A Bot That Can Tell When It's Really Donald Trump Who's Tweeting
Using machine learning to figure out when the president is writing his own tweets
For at least two years, an open secret lurked in the the metadata behind President Donald Trump’s personal Twitter account. Folks quickly noticed that his boring tweets—event announcements, press releases on polls—were usually sent from an iPhone, probably a staffer’s. The 3 a.m. rants, on the other hand, were generally sent from an Android. Guess which kind of phone Trump uses personally?
This was great for data-minded journalists like myself, because we could infer when Trump himself was tweeting, tapping away at his Samsung Galaxy. Trump tweets were quantifiably different than staffer tweets, angrier and posted later at night (not to mention more poorly spelled).
But in recent weeks, the Android tweets have slowed to a trickle, an indication that the White House might finally be taking the security risks posed by the president’s Twitter account seriously. Trump now appears to post mostly from an iPhone, if he still tweets at all.
But @TrumpOrNot is on the case. It’s a Twitter bot that uses machine learning and natural language processing to estimate the likelihood Trump wrote a tweet himself. By comparing new tweets to the president’s massive Twitter record, the bot is able to tell with reasonable certainty whether Trump is behind the keyboard, even if he’s chucked Android for Apple.
This tweet was sent via Twitter for iPhone. I compute a 84% chance it was written by Trump himself. https://t.co/vs2nmC3IjI
— Trump or Not (@TrumpOrNotBot) March 28, 2017
The bot is pretty good at figuring out when Trump is talking. When tested against a mix of 2016 tweets, it correctly flagged the ones sent from an Android 90 percent of the time. It’s a bit worse at figuring out when a staffer has tweeted, incorrectly attributing iPhone tweets to Trump around 25 percent of the time, perhaps because staffers sometimes work to imitate his style.

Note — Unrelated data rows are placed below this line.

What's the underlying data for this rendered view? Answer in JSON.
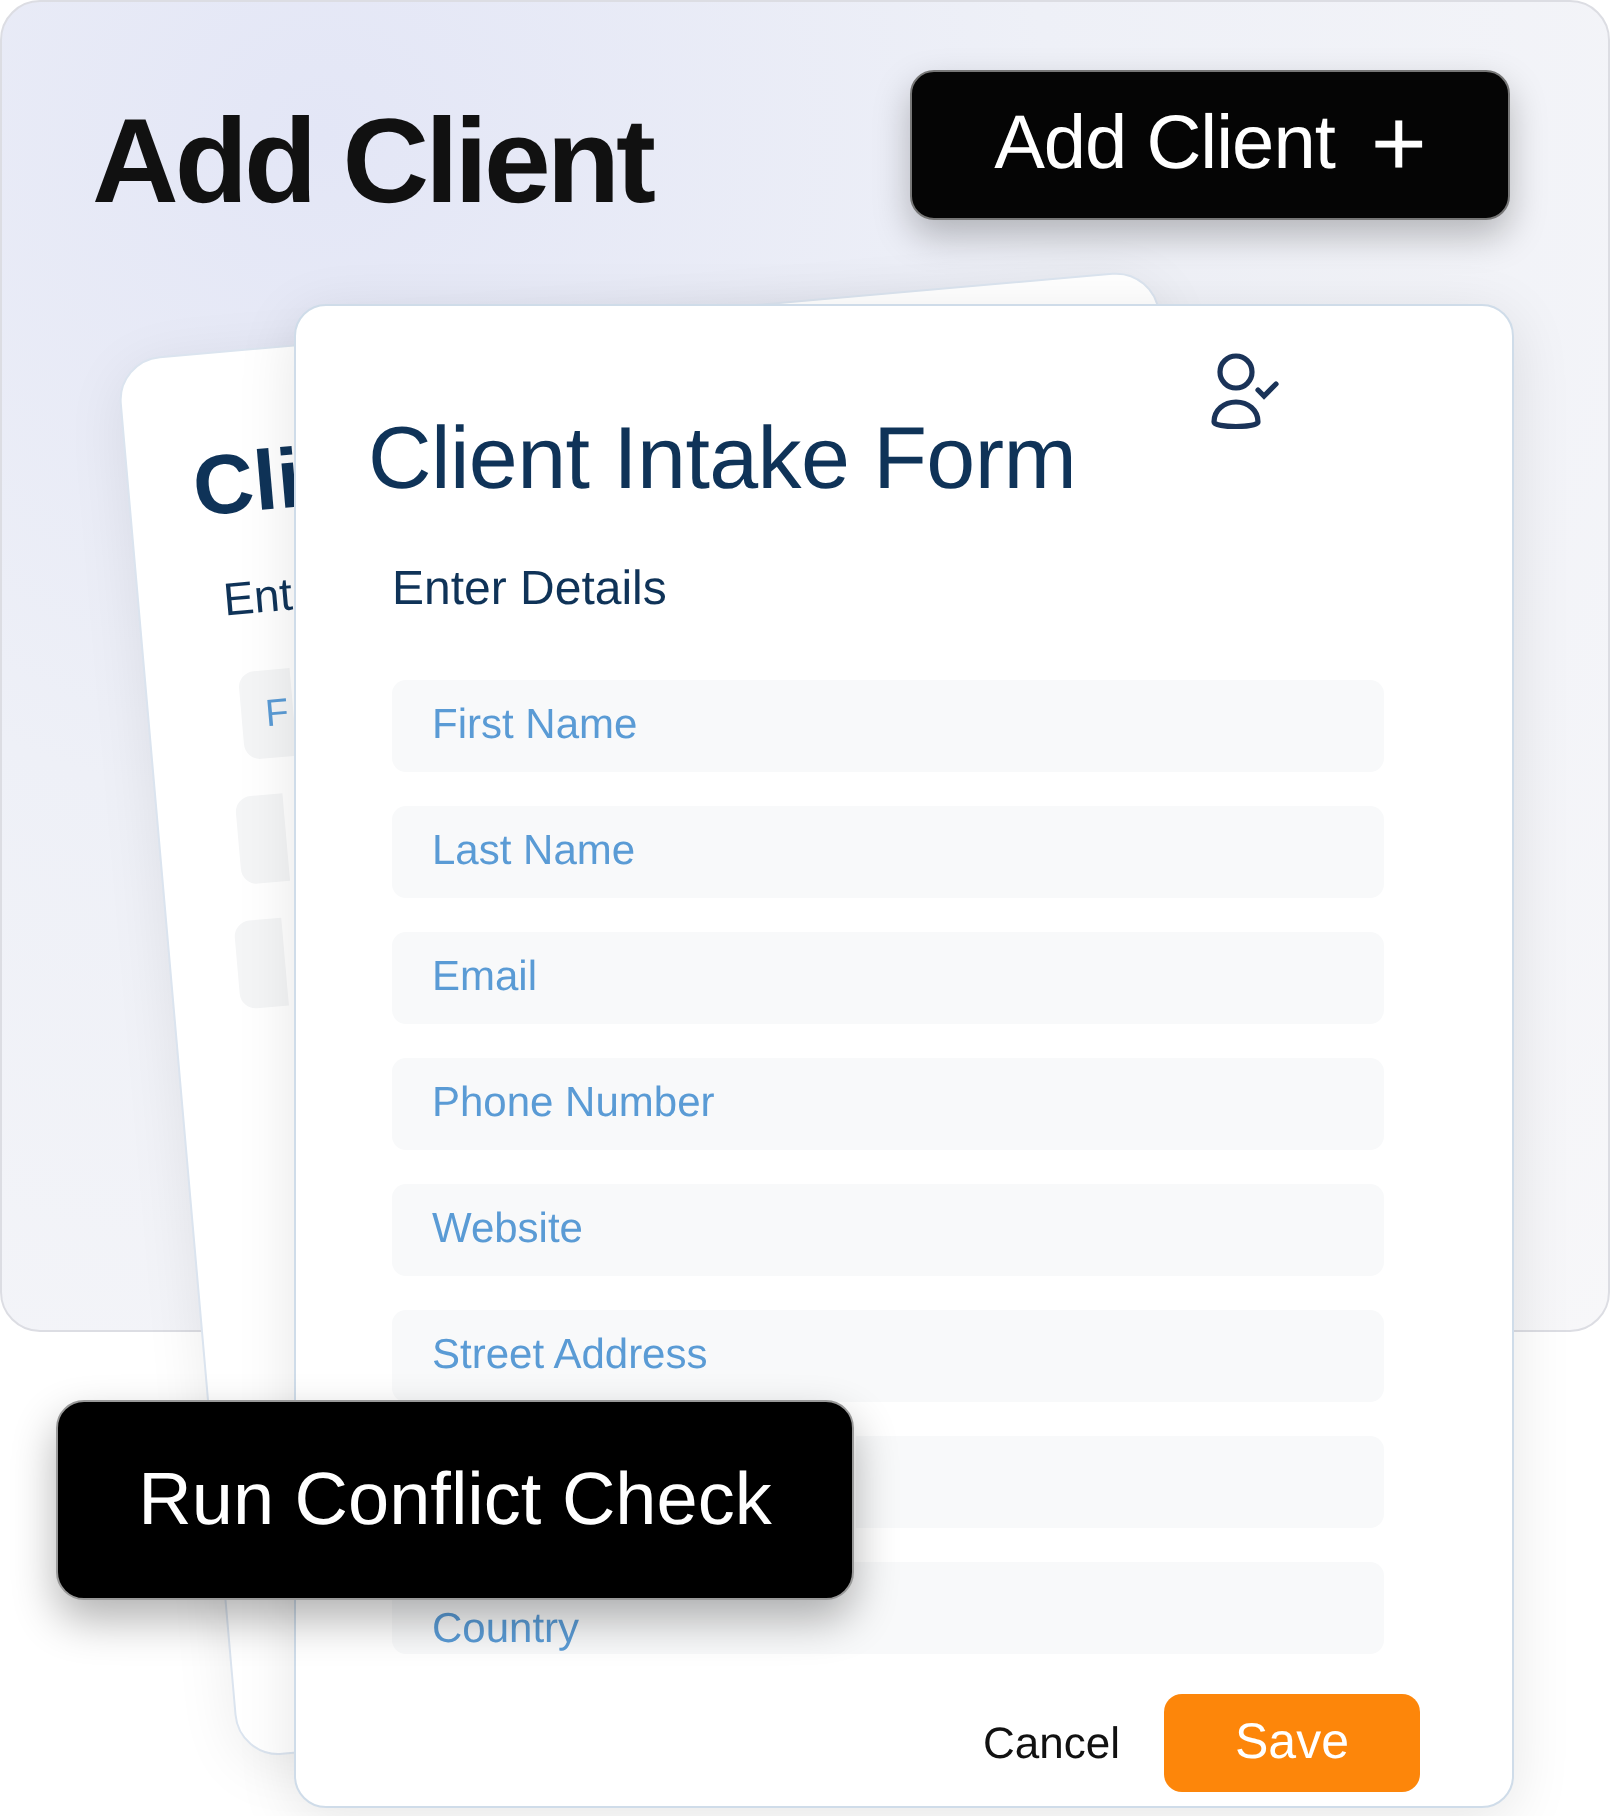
{
  "header": {
    "title": "Add Client",
    "add_button": {
      "label": "Add Client",
      "icon": "+"
    }
  },
  "back_card": {
    "title": "Cli",
    "subtitle": "Ent",
    "field": "F"
  },
  "form": {
    "title": "Client Intake Form",
    "section": "Enter Details",
    "fields": [
      {
        "kind": "full",
        "placeholder": "First Name"
      },
      {
        "kind": "full",
        "placeholder": "Last Name"
      },
      {
        "kind": "full",
        "placeholder": "Email"
      },
      {
        "kind": "full",
        "placeholder": "Phone Number"
      },
      {
        "kind": "full",
        "placeholder": "Website"
      },
      {
        "kind": "full",
        "placeholder": "Street Address"
      },
      {
        "kind": "covered"
      },
      {
        "kind": "low",
        "placeholder": "Country"
      }
    ],
    "buttons": [
      {
        "label": "Cancel",
        "kind": "text"
      },
      {
        "label": "Save",
        "kind": "primary"
      }
    ]
  },
  "overlay_button": {
    "label": "Run Conflict Check"
  }
}
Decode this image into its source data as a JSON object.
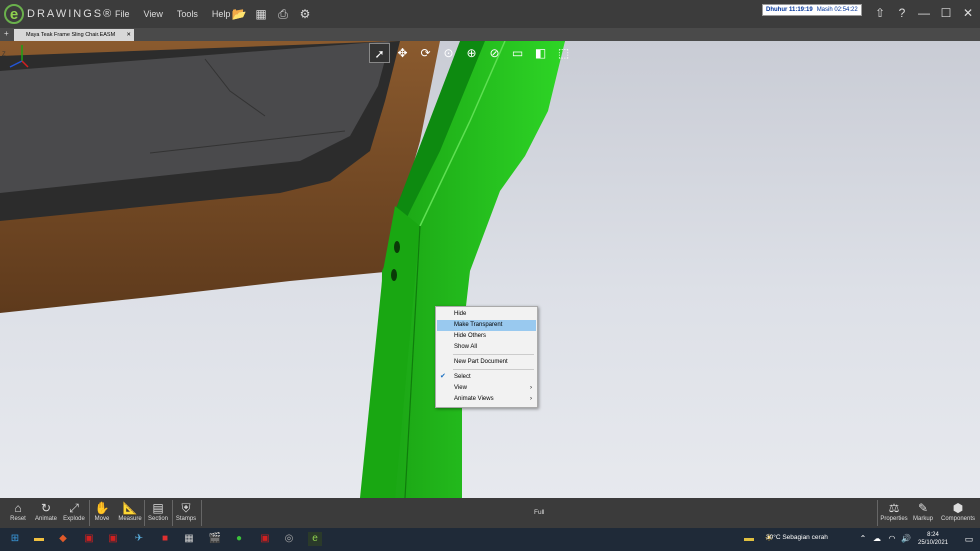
{
  "app": {
    "logo_letter": "e",
    "logo_text": "DRAWINGS®"
  },
  "menu": [
    "File",
    "View",
    "Tools",
    "Help"
  ],
  "toolbar_icons": [
    "open-icon",
    "save-icon",
    "print-icon",
    "settings-icon"
  ],
  "timer": {
    "label": "Dhuhur 11:19:19",
    "remaining": "Masih 02:54:22"
  },
  "window_icons": [
    "upload-icon",
    "help-icon",
    "minimize-icon",
    "maximize-icon",
    "close-icon"
  ],
  "tab": {
    "title": "Maya Teak Frame Sling Chair.EASM",
    "close": "✕",
    "plus": "+"
  },
  "view_tools": [
    "select-icon",
    "pan-icon",
    "rotate-icon",
    "zoom-fit-icon",
    "zoom-area-icon",
    "zoom-icon",
    "display-icon",
    "style-icon",
    "view-cube-icon"
  ],
  "context_menu": {
    "items": [
      "Hide",
      "Make Transparent",
      "Hide Others",
      "Show All",
      "New Part Document",
      "Select",
      "View",
      "Animate Views"
    ],
    "highlighted": "Make Transparent",
    "checked": "Select",
    "submenu_arrow": "›"
  },
  "triad": {
    "x": "X",
    "y": "Y",
    "z": "Z"
  },
  "bottom_left": [
    {
      "label": "Reset",
      "icon": "home-icon"
    },
    {
      "label": "Animate",
      "icon": "animate-icon"
    },
    {
      "label": "Explode",
      "icon": "explode-icon"
    },
    {
      "label": "Move",
      "icon": "move-icon"
    },
    {
      "label": "Measure",
      "icon": "measure-icon"
    },
    {
      "label": "Section",
      "icon": "section-icon"
    },
    {
      "label": "Stamps",
      "icon": "stamps-icon"
    }
  ],
  "bottom_center": "Full",
  "bottom_right": [
    {
      "label": "Properties",
      "icon": "properties-icon"
    },
    {
      "label": "Markup",
      "icon": "markup-icon"
    },
    {
      "label": "Components",
      "icon": "components-icon"
    }
  ],
  "taskbar": {
    "weather": "30°C  Sebagian cerah",
    "time": "8:24",
    "date": "25/10/2021"
  },
  "colors": {
    "accent_green": "#22c41a",
    "wood": "#7a4a25",
    "highlight": "#99c9ef"
  }
}
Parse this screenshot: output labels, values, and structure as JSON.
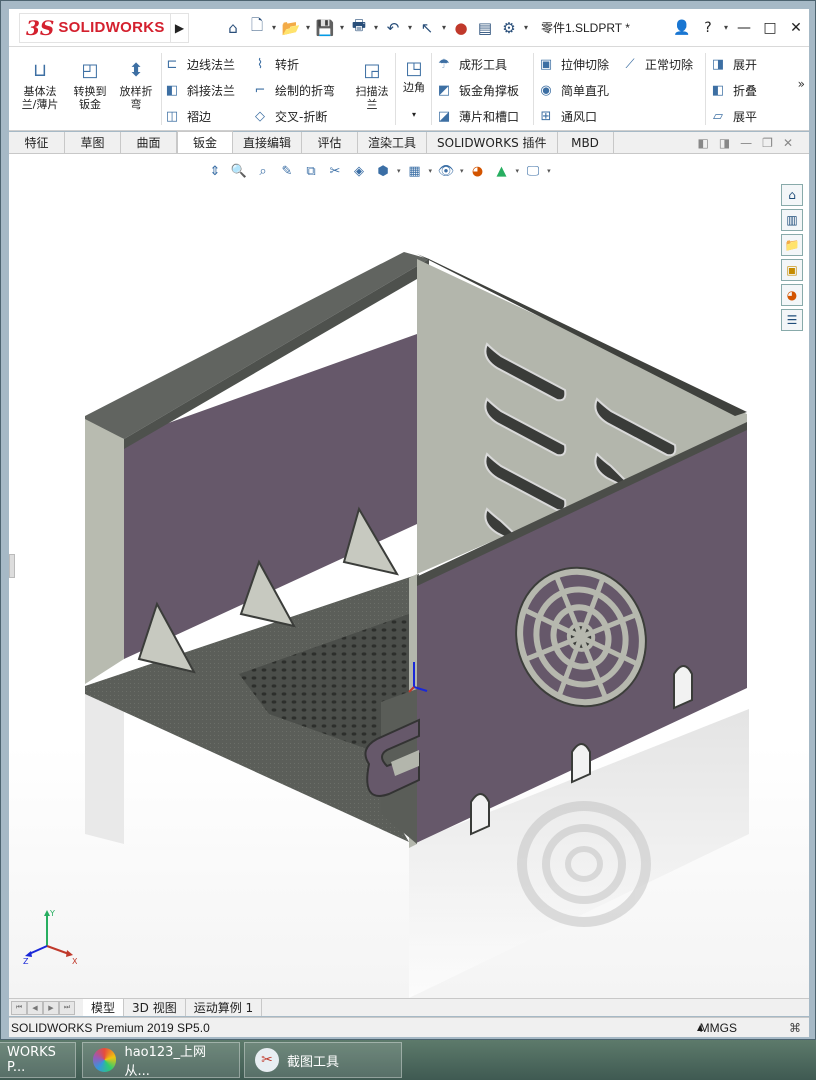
{
  "app": {
    "logo_ds": "3S",
    "logo_text": "SOLIDWORKS",
    "doc_title": "零件1.SLDPRT *"
  },
  "toolbar_icons": [
    "home-icon",
    "new-file-icon",
    "open-file-icon",
    "save-icon",
    "print-icon",
    "undo-icon",
    "select-icon",
    "rebuild-icon",
    "file-properties-icon",
    "options-icon"
  ],
  "window_controls": {
    "help": "?",
    "minimize": "—",
    "maximize": "□",
    "close": "✕"
  },
  "ribbon": {
    "big_buttons": [
      {
        "label": "基体法\n兰/薄片",
        "icon": "base-flange-icon"
      },
      {
        "label": "转换到\n钣金",
        "icon": "convert-sheetmetal-icon"
      },
      {
        "label": "放样折\n弯",
        "icon": "lofted-bend-icon"
      }
    ],
    "col1": [
      "边线法兰",
      "斜接法兰",
      "褶边"
    ],
    "col2": [
      "转折",
      "绘制的折弯",
      "交叉-折断"
    ],
    "sweep": "扫描法\n兰",
    "corner": "边角",
    "col3": [
      "成形工具",
      "钣金角撑板",
      "薄片和槽口"
    ],
    "col4": [
      "拉伸切除",
      "简单直孔",
      "通风口"
    ],
    "col5": [
      "正常切除"
    ],
    "col6": [
      "展开",
      "折叠",
      "展平"
    ],
    "more": "»"
  },
  "tabs": [
    {
      "label": "特征",
      "active": false
    },
    {
      "label": "草图",
      "active": false
    },
    {
      "label": "曲面",
      "active": false
    },
    {
      "label": "钣金",
      "active": true
    },
    {
      "label": "直接编辑",
      "active": false
    },
    {
      "label": "评估",
      "active": false
    },
    {
      "label": "渲染工具",
      "active": false
    },
    {
      "label": "SOLIDWORKS 插件",
      "active": false
    },
    {
      "label": "MBD",
      "active": false
    }
  ],
  "bottom_tabs": [
    {
      "label": "模型",
      "active": true
    },
    {
      "label": "3D 视图",
      "active": false
    },
    {
      "label": "运动算例 1",
      "active": false
    }
  ],
  "status": {
    "text": "SOLIDWORKS Premium 2019 SP5.0",
    "units": "MMGS"
  },
  "taskbar": [
    {
      "label": "WORKS P..."
    },
    {
      "label": "hao123_上网从..."
    },
    {
      "label": "截图工具"
    }
  ],
  "colors": {
    "sheet_metal_face": "#66586a",
    "sheet_metal_light": "#b3b6ac",
    "sheet_metal_dark": "#5a5d58",
    "brand_red": "#d4202e"
  }
}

It’s fun to see the words the algorithm found were most helpful in attributing a tweet to Trump or a staffer. Most of them aren’t words at all, but quirks of spelling or punctuation.
- “@realDonaldTrump” (Trump/staff ratio = 14 : 1)
Trump was 14 times more likely than a staffer to mention his own Twitter handle, probably because he frequently quotes tweets about himself. - “#”: (Trump/staff ratio = 1 : 5)
Staffer Trump uses hashtags all the time, something Android Trump doesn’t bother with much. - “Media”: (Trump/staff ratio = 5 : 1)
With a president who is obsessed with news coverage and the “dishonest media,” does this surprise you? - “@foxnews” (Trump/staff ratio = 3:1)
Trump’s preferred cable channel gets a bump in his own tweets. - “ ”: (Trump/staff ratio = 8 : 1)
The president is also far more likely to include extra spaces in his tweets.
If you’re into this kind of stuff, take a look at the classifier code here. I’ll be continuing to improve the bot, and welcome suggestions.
This algorithm is already out of date. Some of the most important words of 2016—“Ted Cruz”, “Bernie”, “Crooked Hillary”—are unlikely to remain helpful in classifying the president’s future tweets. But absent Trump’s return to his trusty Android phone, machine learning can give the public its best chance of figuring out when @realDonaldTrump really is the real Donald Trump.